Evolution of estimated clinical outcome of OS benefit-risk over time for MM patients. The starting point for the blue line at year 2001 is taken as the estimated median OS of newly diagnosed MM patients prior to 1996⁴⁷ with the ratio of risk to benefit the same as that of thalidomide plus dexamethasone.³⁰

The benefit-risk approach applied in prior work^6,7 was extended to capture regulatory decision-making for MM drugs, with a focus on use of biomarkers as the metric of benefit. When trial data were transformed into common metrics for benefit and risk, FDA approval decisions in this disease were found to have consistent benefit-risk logic.

Limitations of this approach are discussed elsewhere.^6,7,48 Limitations especially applicable to this work include those pertaining to: estimations of PFS and OS based on correlations; effect of crossover on OS; and use of median time-to-event metrics (e.g., median PFS). An additional limitation is the use of the two similar but not identical metrics of PFS and TTP. However, these metrics reflect those used in the evaluation of clinical trials.

The limitation of using median PFS as benefit is exemplified by the assessment of lenalidomide plus dexamethasone (first-line),³¹ wherein nonproportionate hazards in the Kaplan-Meier curves of PFS are likely to have affected the median PFS over the control.

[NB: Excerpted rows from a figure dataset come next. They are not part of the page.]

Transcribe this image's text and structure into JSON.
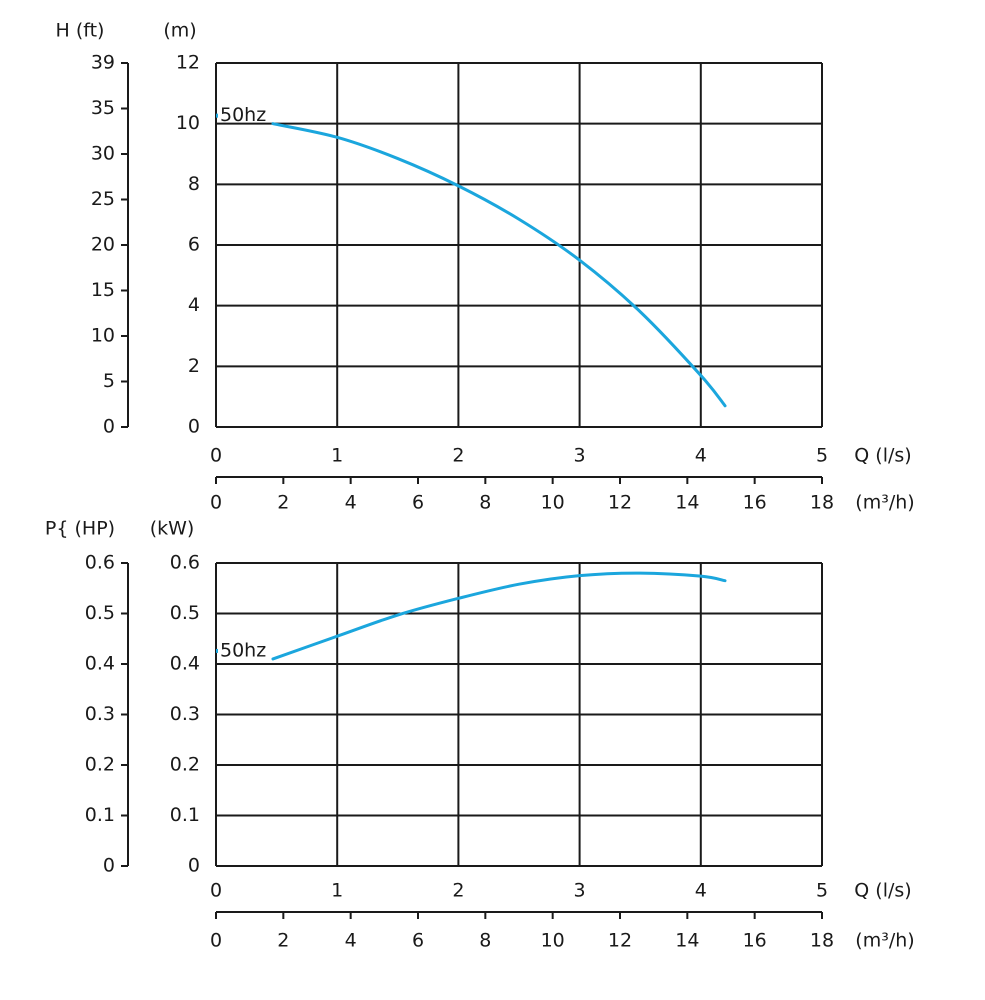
{
  "chart_data": [
    {
      "type": "line",
      "name": "head-chart",
      "y_left_label": "H (ft)",
      "y_right_label": "(m)",
      "x_label": "Q (l/s)",
      "x2_label": "(m³/h)",
      "x_ticks": [
        "0",
        "1",
        "2",
        "3",
        "4",
        "5"
      ],
      "x2_ticks": [
        "0",
        "2",
        "4",
        "6",
        "8",
        "10",
        "12",
        "14",
        "16",
        "18"
      ],
      "y_ticks": [
        "0",
        "2",
        "4",
        "6",
        "8",
        "10",
        "12"
      ],
      "y2_ticks": [
        "0",
        "5",
        "10",
        "15",
        "20",
        "25",
        "30",
        "35",
        "39"
      ],
      "xlim": [
        0,
        5
      ],
      "ylim": [
        0,
        12
      ],
      "grid": true,
      "series": [
        {
          "name": "50hz",
          "color": "#1ba6dd",
          "x": [
            0.47,
            1,
            1.5,
            2,
            2.5,
            3,
            3.5,
            4,
            4.2
          ],
          "y": [
            10.0,
            9.55,
            8.85,
            7.95,
            6.85,
            5.5,
            3.8,
            1.7,
            0.7
          ]
        }
      ],
      "annotation": "50hz"
    },
    {
      "type": "line",
      "name": "power-chart",
      "y_left_label": "P{ (HP)",
      "y_right_label": "(kW)",
      "x_label": "Q (l/s)",
      "x2_label": "(m³/h)",
      "x_ticks": [
        "0",
        "1",
        "2",
        "3",
        "4",
        "5"
      ],
      "x2_ticks": [
        "0",
        "2",
        "4",
        "6",
        "8",
        "10",
        "12",
        "14",
        "16",
        "18"
      ],
      "y_ticks": [
        "0",
        "0.1",
        "0.2",
        "0.3",
        "0.4",
        "0.5",
        "0.6"
      ],
      "y2_ticks": [
        "0",
        "0.1",
        "0.2",
        "0.3",
        "0.4",
        "0.5",
        "0.6"
      ],
      "xlim": [
        0,
        5
      ],
      "ylim": [
        0,
        0.6
      ],
      "grid": true,
      "series": [
        {
          "name": "50hz",
          "color": "#1ba6dd",
          "x": [
            0.47,
            1,
            1.5,
            2,
            2.5,
            3,
            3.5,
            4,
            4.2
          ],
          "y": [
            0.41,
            0.455,
            0.497,
            0.53,
            0.558,
            0.575,
            0.58,
            0.574,
            0.565
          ]
        }
      ],
      "annotation": "50hz"
    }
  ]
}
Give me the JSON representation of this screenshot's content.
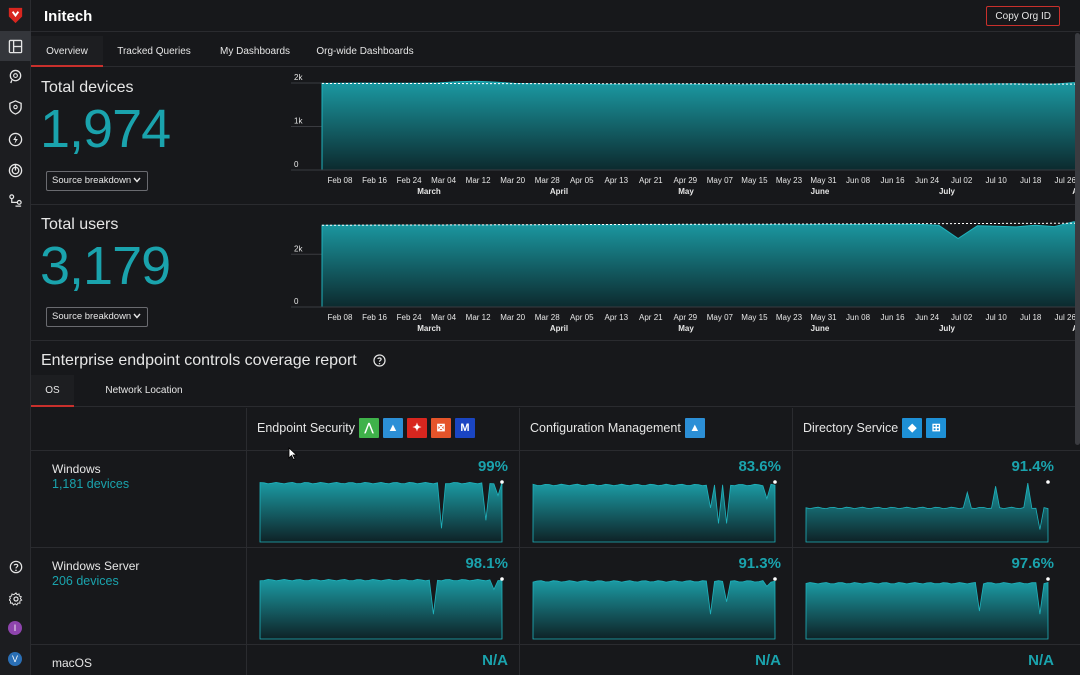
{
  "app": {
    "org_name": "Initech",
    "copy_button": "Copy Org ID"
  },
  "nav_tabs": [
    "Overview",
    "Tracked Queries",
    "My Dashboards",
    "Org-wide Dashboards"
  ],
  "metrics": [
    {
      "label": "Total devices",
      "value": "1,974",
      "dropdown": "Source breakdown",
      "chart_data": {
        "type": "area",
        "y_ticks": [
          "2k",
          "1k",
          "0"
        ],
        "ylim": [
          0,
          2000
        ],
        "x_ticks": [
          "Feb 08",
          "Feb 16",
          "Feb 24",
          "Mar 04",
          "Mar 12",
          "Mar 20",
          "Mar 28",
          "Apr 05",
          "Apr 13",
          "Apr 21",
          "Apr 29",
          "May 07",
          "May 15",
          "May 23",
          "May 31",
          "Jun 08",
          "Jun 16",
          "Jun 24",
          "Jul 02",
          "Jul 10",
          "Jul 18",
          "Jul 26"
        ],
        "months": [
          "March",
          "April",
          "May",
          "June",
          "July",
          "August"
        ],
        "values": [
          1990,
          1995,
          1998,
          1996,
          1994,
          1995,
          2000,
          2030,
          2040,
          2020,
          1990,
          1985,
          1980,
          1975,
          1972,
          1970,
          1972,
          1974,
          1975,
          1970,
          1965,
          1960,
          1962,
          1965,
          1966,
          1968,
          1972,
          1974,
          1975,
          1974,
          1970,
          1972,
          1974,
          1975,
          1974,
          1980,
          1985,
          1975,
          1974,
          2010,
          1974
        ]
      }
    },
    {
      "label": "Total users",
      "value": "3,179",
      "dropdown": "Source breakdown",
      "chart_data": {
        "type": "area",
        "y_ticks": [
          "2k",
          "0"
        ],
        "ylim": [
          0,
          3300
        ],
        "x_ticks": [
          "Feb 08",
          "Feb 16",
          "Feb 24",
          "Mar 04",
          "Mar 12",
          "Mar 20",
          "Mar 28",
          "Apr 05",
          "Apr 13",
          "Apr 21",
          "Apr 29",
          "May 07",
          "May 15",
          "May 23",
          "May 31",
          "Jun 08",
          "Jun 16",
          "Jun 24",
          "Jul 02",
          "Jul 10",
          "Jul 18",
          "Jul 26"
        ],
        "months": [
          "March",
          "April",
          "May",
          "June",
          "July",
          "August"
        ],
        "values": [
          3100,
          3102,
          3104,
          3105,
          3106,
          3105,
          3108,
          3110,
          3112,
          3110,
          3109,
          3110,
          3112,
          3114,
          3115,
          3116,
          3118,
          3120,
          3120,
          3121,
          3122,
          3122,
          3123,
          3125,
          3126,
          3126,
          3128,
          3130,
          3130,
          3131,
          3132,
          3135,
          3100,
          2600,
          3080,
          3060,
          3040,
          3100,
          3050,
          3230,
          3179
        ]
      }
    }
  ],
  "coverage": {
    "title": "Enterprise endpoint controls coverage report",
    "tabs": [
      "OS",
      "Network Location"
    ],
    "columns": [
      {
        "name": "Endpoint Security",
        "icons": [
          "sentinelone-icon",
          "jamf-protect-icon",
          "crowdstrike-icon",
          "sophos-icon",
          "malwarebytes-icon"
        ],
        "icon_colors": [
          "#3fb24a",
          "#2c8fd6",
          "#d8261f",
          "#e5542a",
          "#1a45c2"
        ],
        "icon_glyphs": [
          "⋀",
          "▲",
          "✦",
          "⊠",
          "M"
        ]
      },
      {
        "name": "Configuration Management",
        "icons": [
          "jamf-icon"
        ],
        "icon_colors": [
          "#2c8fd6"
        ],
        "icon_glyphs": [
          "▲"
        ]
      },
      {
        "name": "Directory Service",
        "icons": [
          "azure-ad-icon",
          "windows-icon"
        ],
        "icon_colors": [
          "#1e90d6",
          "#1e90d6"
        ],
        "icon_glyphs": [
          "◆",
          "⊞"
        ]
      }
    ],
    "rows": [
      {
        "os": "Windows",
        "devices": "1,181 devices",
        "values": [
          "99%",
          "83.6%",
          "91.4%"
        ]
      },
      {
        "os": "Windows Server",
        "devices": "206 devices",
        "values": [
          "98.1%",
          "91.3%",
          "97.6%"
        ]
      },
      {
        "os": "macOS",
        "devices": "",
        "values": [
          "N/A",
          "N/A",
          "N/A"
        ]
      }
    ]
  },
  "sidebar": {
    "avatars": [
      {
        "letter": "I",
        "color": "#8e44ad"
      },
      {
        "letter": "V",
        "color": "#2a6fb5"
      }
    ]
  }
}
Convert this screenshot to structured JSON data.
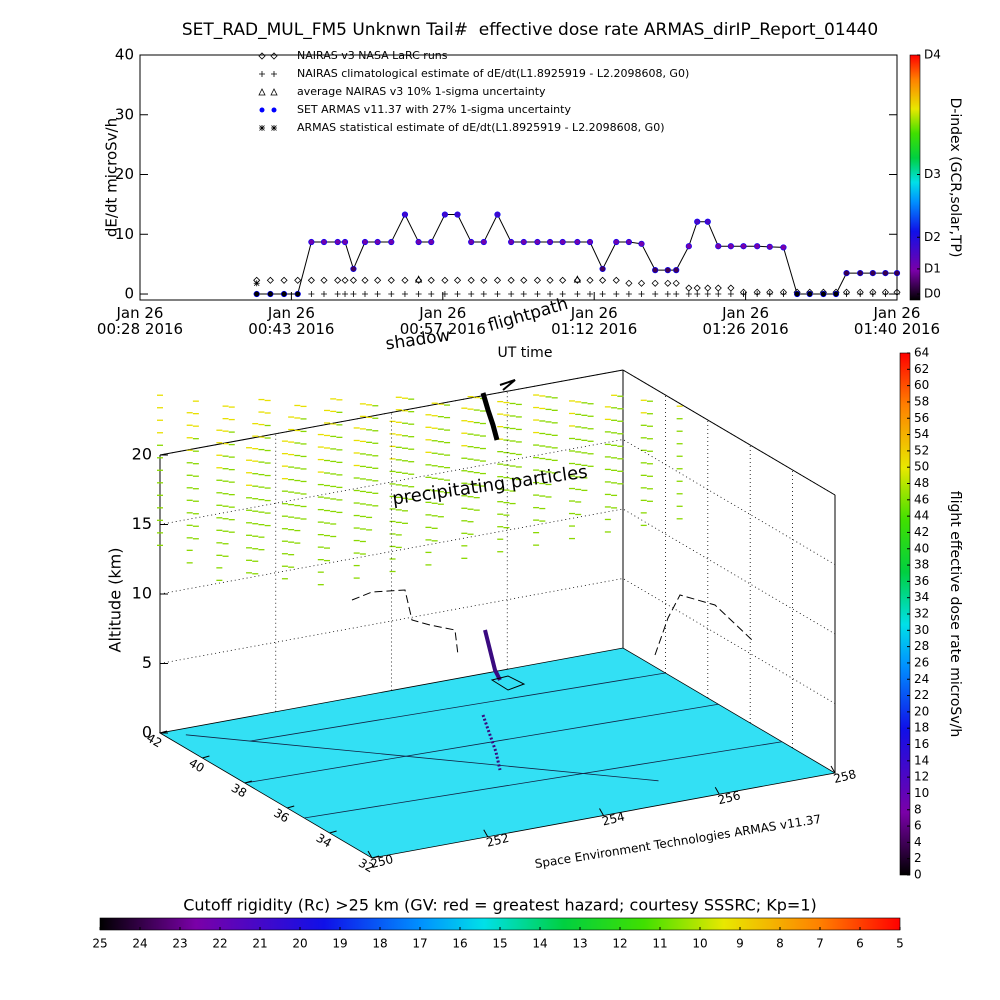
{
  "chart_data": [
    {
      "type": "line",
      "title": "SET_RAD_MUL_FM5 Unknwn Tail#  effective dose rate ARMAS_dirIP_Report_01440",
      "y_label": "dE/dt microSv/h",
      "x_label": "UT time",
      "xlim": [
        28,
        100
      ],
      "xticks": [
        {
          "value": 28,
          "label": "Jan 26 00:28 2016"
        },
        {
          "value": 42.4,
          "label": "Jan 26 00:43 2016"
        },
        {
          "value": 56.8,
          "label": "Jan 26 00:57 2016"
        },
        {
          "value": 71.2,
          "label": "Jan 26 01:12 2016"
        },
        {
          "value": 85.6,
          "label": "Jan 26 01:26 2016"
        },
        {
          "value": 100,
          "label": "Jan 26 01:40 2016"
        }
      ],
      "ylim": [
        -1,
        40
      ],
      "yticks": [
        0,
        10,
        20,
        30,
        40
      ],
      "x": [
        39.1,
        40.4,
        41.7,
        43.0,
        44.3,
        45.5,
        46.8,
        47.5,
        48.3,
        49.4,
        50.6,
        51.9,
        53.2,
        54.5,
        55.7,
        57.0,
        58.2,
        59.5,
        60.7,
        62.0,
        63.3,
        64.5,
        65.8,
        67.0,
        68.2,
        69.6,
        70.8,
        72.0,
        73.3,
        74.5,
        75.7,
        77.0,
        78.2,
        79.0,
        80.2,
        81.0,
        82.0,
        83.0,
        84.2,
        85.4,
        86.7,
        87.9,
        89.2,
        90.5,
        91.7,
        93.0,
        94.2,
        95.2,
        96.5,
        97.7,
        98.9,
        100.0
      ],
      "series": [
        {
          "name": "NAIRAS v3 NASA LaRC runs",
          "marker": "diamond",
          "color": "#000000",
          "line": false,
          "values": [
            2.3,
            2.3,
            2.3,
            2.3,
            2.3,
            2.3,
            2.3,
            2.3,
            2.3,
            2.3,
            2.3,
            2.3,
            2.3,
            2.3,
            2.3,
            2.3,
            2.3,
            2.3,
            2.3,
            2.3,
            2.3,
            2.3,
            2.3,
            2.3,
            2.3,
            2.3,
            2.3,
            2.3,
            2.3,
            1.8,
            1.8,
            1.8,
            1.8,
            1.8,
            1.0,
            1.0,
            1.0,
            1.0,
            1.0,
            0.3,
            0.3,
            0.3,
            0.3,
            0.3,
            0.3,
            0.3,
            0.3,
            0.3,
            0.3,
            0.3,
            0.3,
            0.3
          ]
        },
        {
          "name": "NAIRAS climatological estimate of dE/dt(L1.8925919 - L2.2098608, G0)",
          "marker": "plus",
          "color": "#000000",
          "line": false,
          "values": [
            0,
            0,
            0,
            0,
            0,
            0,
            0,
            0,
            0,
            0,
            0,
            0,
            0,
            0,
            0,
            0,
            0,
            0,
            0,
            0,
            0,
            0,
            0,
            0,
            0,
            0,
            0,
            0,
            0,
            0,
            0,
            0,
            0,
            0,
            0,
            0,
            0,
            0,
            0,
            0,
            0,
            0,
            0,
            0,
            0,
            0,
            0,
            0,
            0,
            0,
            0,
            0
          ]
        },
        {
          "name": "average NAIRAS v3 10% 1-sigma uncertainty",
          "marker": "triangle",
          "color": "#000000",
          "line": false,
          "values": [
            null,
            null,
            null,
            null,
            null,
            null,
            null,
            null,
            null,
            null,
            null,
            null,
            null,
            2.5,
            null,
            null,
            null,
            null,
            null,
            null,
            null,
            null,
            null,
            null,
            null,
            2.5,
            null,
            null,
            null,
            null,
            null,
            null,
            null,
            null,
            null,
            null,
            null,
            null,
            null,
            null,
            null,
            null,
            null,
            null,
            null,
            null,
            null,
            null,
            null,
            null,
            null,
            null
          ]
        },
        {
          "name": "SET ARMAS v11.37 with 27% 1-sigma uncertainty",
          "marker": "circle",
          "color": "#0000ff",
          "line": true,
          "values": [
            0,
            0,
            0,
            0,
            8.7,
            8.7,
            8.7,
            8.7,
            4.2,
            8.7,
            8.7,
            8.7,
            13.3,
            8.7,
            8.7,
            13.3,
            13.3,
            8.7,
            8.7,
            13.3,
            8.7,
            8.7,
            8.7,
            8.7,
            8.7,
            8.7,
            8.7,
            4.2,
            8.7,
            8.7,
            8.4,
            4,
            4,
            4,
            8,
            12.1,
            12.1,
            8,
            8,
            8,
            8,
            7.9,
            7.8,
            0,
            0,
            0,
            0,
            3.5,
            3.5,
            3.5,
            3.5,
            3.5
          ]
        },
        {
          "name": "ARMAS statistical estimate of dE/dt(L1.8925919 - L2.2098608, G0)",
          "marker": "star",
          "color": "#000000",
          "line": false,
          "values": [
            1.8,
            null,
            null,
            null,
            null,
            null,
            null,
            null,
            null,
            null,
            null,
            null,
            null,
            null,
            null,
            null,
            null,
            null,
            null,
            null,
            null,
            null,
            null,
            null,
            null,
            null,
            null,
            null,
            null,
            null,
            null,
            null,
            null,
            null,
            null,
            null,
            null,
            null,
            null,
            null,
            null,
            null,
            null,
            null,
            null,
            null,
            null,
            null,
            null,
            null,
            null,
            null
          ]
        }
      ]
    },
    {
      "type": "colorbar",
      "orientation": "vertical",
      "label": "D-index (GCR,solar,TP)",
      "ylim": [
        -1,
        40
      ],
      "yticks": [
        {
          "value": 0,
          "label": "D0"
        },
        {
          "value": 4.2,
          "label": "D1"
        },
        {
          "value": 9.5,
          "label": "D2"
        },
        {
          "value": 20,
          "label": "D3"
        },
        {
          "value": 40,
          "label": "D4"
        }
      ]
    },
    {
      "type": "surface3d",
      "z_label": "Altitude (km)",
      "zlim": [
        0,
        20
      ],
      "zticks": [
        0,
        5,
        10,
        15,
        20
      ],
      "ylim": [
        32,
        42
      ],
      "yticks": [
        32,
        34,
        36,
        38,
        40,
        42
      ],
      "xlim": [
        250,
        258
      ],
      "xticks": [
        250,
        252,
        254,
        256,
        258
      ],
      "annotations": [
        "shadow",
        "flightpath",
        "precipitating particles"
      ],
      "credit": "Space Environment Technologies ARMAS v11.37"
    },
    {
      "type": "colorbar",
      "orientation": "vertical",
      "label": "flight effective dose rate microSv/h",
      "ylim": [
        0,
        64
      ],
      "yticks": [
        0,
        2,
        4,
        6,
        8,
        10,
        12,
        14,
        16,
        18,
        20,
        22,
        24,
        26,
        28,
        30,
        32,
        34,
        36,
        38,
        40,
        42,
        44,
        46,
        48,
        50,
        52,
        54,
        56,
        58,
        60,
        62,
        64
      ]
    },
    {
      "type": "colorbar",
      "orientation": "horizontal",
      "label": "Cutoff rigidity (Rc) >25 km (GV: red = greatest hazard; courtesy SSSRC; Kp=1)",
      "xlim": [
        25,
        5
      ],
      "xticks": [
        25,
        24,
        23,
        22,
        21,
        20,
        19,
        18,
        17,
        16,
        15,
        14,
        13,
        12,
        11,
        10,
        9,
        8,
        7,
        6,
        5
      ]
    }
  ]
}
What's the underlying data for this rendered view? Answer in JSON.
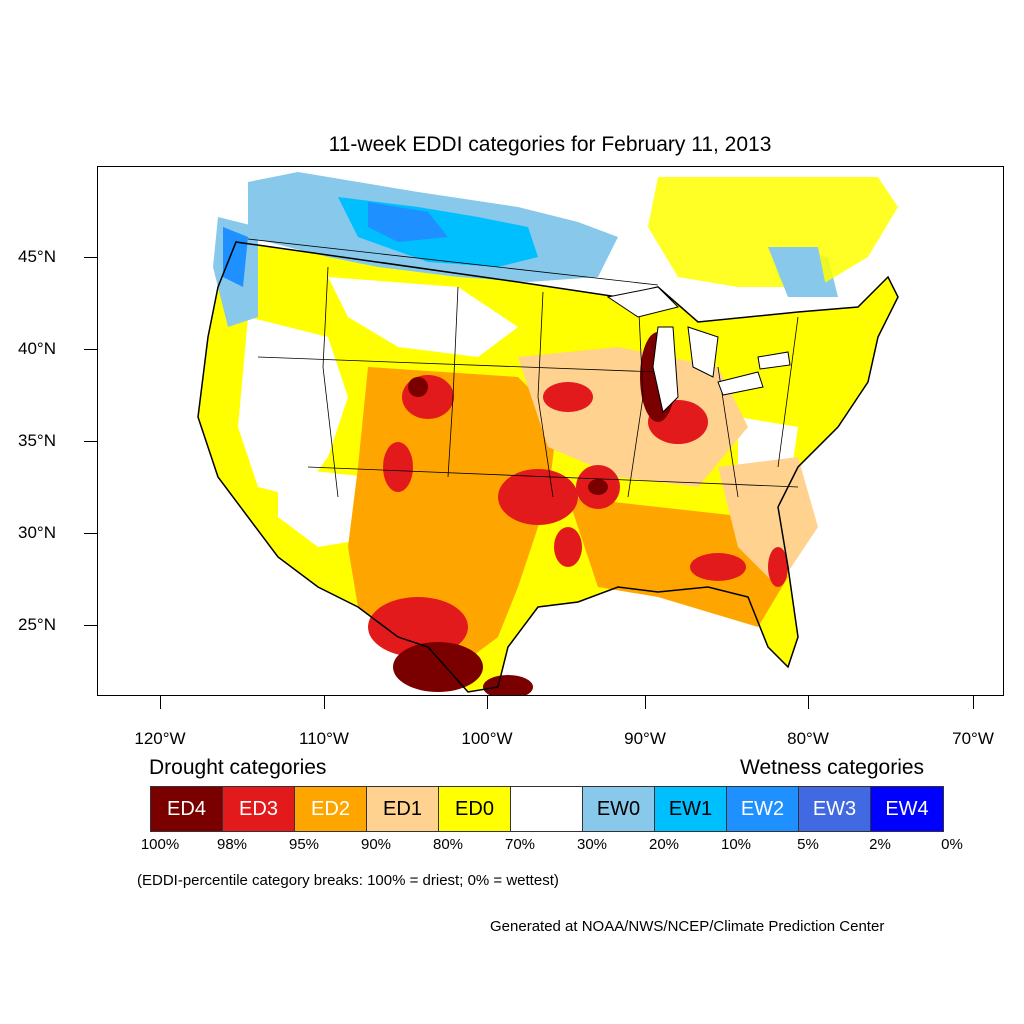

The panobinostat 2L case illustrates the impact of a combination of potentially high-risk and systematic uncertainty about benefit (apparently some missing response data) on the regulatory decision.

Modern combination therapies seem to have enabled a significant increase in median overall survival since the start of the 21^st century.^48,49 This could be further characterized through the use of natural history studies. If regulatory decisions had to wait for OS results prior to approval of MM drugs, the estimated improvement in median OS minus risk shown in Figure 4 is unlikely. Greater use of biomarkers such as minimal residual disease (MRD)^48,50,51 that can be used in place of currently established clinical trial endpoints for drug approval may be beneficial to further speed drug development and availability of new treatments of MM.

FDA approval decision outcomes considered were found to embody a consistent benefit-risk logic. The availability of new treatments has enabled a significant increase in median estimated overall survival minus risk since the start of the 21^st century.